The afternoon was shared between the retro instrumental pop of Ping Pong Go and the heartbreaking country-pop song of the American Bria, a singer with a deep, cracked and bewitching voice that reminds us as much of the resigned sweetness of the Cowboys. Junkies than the existential drama of Siouxie & The Banshees, an amalgam that we don’t often hear and that suited him like a glove.
And between the two, a voice that we had to listen to, that of Matiu, too cramped at 5 p.m. at the café bistro l’Abstracto, which has been hosting FME happy hours for 20 years. The singer-songwriter from Maliotenam – his musicians had driven 17 hours to reach Rouyn-Noranda from Sept-Îles! – offered the songs from his album for the first time Tipatshimushtunan (“Tell us” in Innu) published last week. We found this guy so friendly, in love with folk, rock, country, his mother and his young daughter, with everything he sings to us, in short, on this beautiful album produced by Louis-Jean Cormier. He also sings to us about things that are difficult to hear, for the first time: two years of pandemic and collective awareness of our relations with the First Nations have made the musician reflect, whose gravelly voice is now also used to express grieved feelings. , as necessary for us to listen as for him to say. Powerful album, superb concert.
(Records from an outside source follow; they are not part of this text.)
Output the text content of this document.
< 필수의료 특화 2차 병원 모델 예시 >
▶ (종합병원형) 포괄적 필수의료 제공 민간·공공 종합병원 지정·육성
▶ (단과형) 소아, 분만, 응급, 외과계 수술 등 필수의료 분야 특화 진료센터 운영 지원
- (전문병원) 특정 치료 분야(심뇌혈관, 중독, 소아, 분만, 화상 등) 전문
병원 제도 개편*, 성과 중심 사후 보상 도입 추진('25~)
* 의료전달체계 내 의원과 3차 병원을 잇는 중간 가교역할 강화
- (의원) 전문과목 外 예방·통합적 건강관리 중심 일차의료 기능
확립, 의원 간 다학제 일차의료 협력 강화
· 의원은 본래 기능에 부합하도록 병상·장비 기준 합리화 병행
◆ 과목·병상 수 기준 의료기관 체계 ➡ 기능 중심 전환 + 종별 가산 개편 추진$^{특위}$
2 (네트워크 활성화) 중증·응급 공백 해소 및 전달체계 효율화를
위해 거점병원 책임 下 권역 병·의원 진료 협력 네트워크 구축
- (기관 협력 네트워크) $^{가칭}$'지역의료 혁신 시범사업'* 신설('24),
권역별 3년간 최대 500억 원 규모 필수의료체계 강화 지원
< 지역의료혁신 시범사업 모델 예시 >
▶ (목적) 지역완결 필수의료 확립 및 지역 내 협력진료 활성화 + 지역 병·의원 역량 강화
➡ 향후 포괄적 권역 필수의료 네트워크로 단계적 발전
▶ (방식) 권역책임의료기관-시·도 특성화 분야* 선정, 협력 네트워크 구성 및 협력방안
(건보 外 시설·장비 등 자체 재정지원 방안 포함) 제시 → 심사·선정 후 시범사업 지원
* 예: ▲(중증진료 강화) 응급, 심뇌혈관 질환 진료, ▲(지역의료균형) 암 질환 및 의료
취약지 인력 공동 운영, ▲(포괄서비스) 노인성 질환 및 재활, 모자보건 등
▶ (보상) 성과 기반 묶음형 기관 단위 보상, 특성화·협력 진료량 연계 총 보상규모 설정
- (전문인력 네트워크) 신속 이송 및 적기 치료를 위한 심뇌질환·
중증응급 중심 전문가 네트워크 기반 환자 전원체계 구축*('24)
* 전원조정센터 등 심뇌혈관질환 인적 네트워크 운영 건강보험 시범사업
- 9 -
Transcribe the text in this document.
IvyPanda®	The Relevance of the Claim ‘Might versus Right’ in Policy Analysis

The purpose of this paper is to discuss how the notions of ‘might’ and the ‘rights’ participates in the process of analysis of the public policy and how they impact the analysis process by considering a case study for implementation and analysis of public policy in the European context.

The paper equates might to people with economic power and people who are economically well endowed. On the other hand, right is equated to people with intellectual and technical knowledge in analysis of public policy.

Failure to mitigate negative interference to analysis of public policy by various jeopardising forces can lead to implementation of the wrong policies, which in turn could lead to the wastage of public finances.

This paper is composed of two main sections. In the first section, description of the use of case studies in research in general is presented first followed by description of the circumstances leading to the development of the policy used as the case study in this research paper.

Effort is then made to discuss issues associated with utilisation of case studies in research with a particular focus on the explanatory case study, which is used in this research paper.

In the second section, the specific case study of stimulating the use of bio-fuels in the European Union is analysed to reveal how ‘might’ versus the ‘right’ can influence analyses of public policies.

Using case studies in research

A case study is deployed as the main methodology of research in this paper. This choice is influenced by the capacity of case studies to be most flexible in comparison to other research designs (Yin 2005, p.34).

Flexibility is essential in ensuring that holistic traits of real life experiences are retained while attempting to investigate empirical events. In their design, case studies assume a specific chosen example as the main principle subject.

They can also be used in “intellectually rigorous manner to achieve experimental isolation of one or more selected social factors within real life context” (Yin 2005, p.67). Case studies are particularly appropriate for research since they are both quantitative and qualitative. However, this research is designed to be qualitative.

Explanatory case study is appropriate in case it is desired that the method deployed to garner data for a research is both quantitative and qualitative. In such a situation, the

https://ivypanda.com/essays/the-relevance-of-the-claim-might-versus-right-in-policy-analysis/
It was therefore a well-stocked Saturday which we took advantage of without however being able to drive out of our minds the concert, delivered the night before, of our new favorite group: Gargäntua.
It was 1 o’clock in the morning when, in the depths of the Petit Théâtre, two sinister musicians wearing black cassocks and made up like the members of a black metal band came onto the small stage, one operating various synthesizers and rhythms, the other clutching a microphone. It was announced as a techno hardcore black mass, and this is the first impression that the French duo wanted to leave us, who sing in French.
In the second song, an indictment against the consumption of alcohol, we wonder if they would not be sticking their tongues out at us, there, with their moralistic tone and their brutal, but dancing rhythms. The third song evokes the drift of a hopeless youth as they seem to have experienced it, “in the Walkman, the last Lavillier”, with a refrain rejoicing that at least, “we have the associative places / The associative places For the young ! “, and there everyone cracks: these guys are famous jokers, with their simple and effective stage accessories and their air of tongue-in-cheek. Everything in the second degree, at full throttle with borderline gabber techno, texts stuffed with sarcasm and absurdity. It was great – the band is performing again this Sunday evening, at the Society for Arts and Technology, during the MEG festival.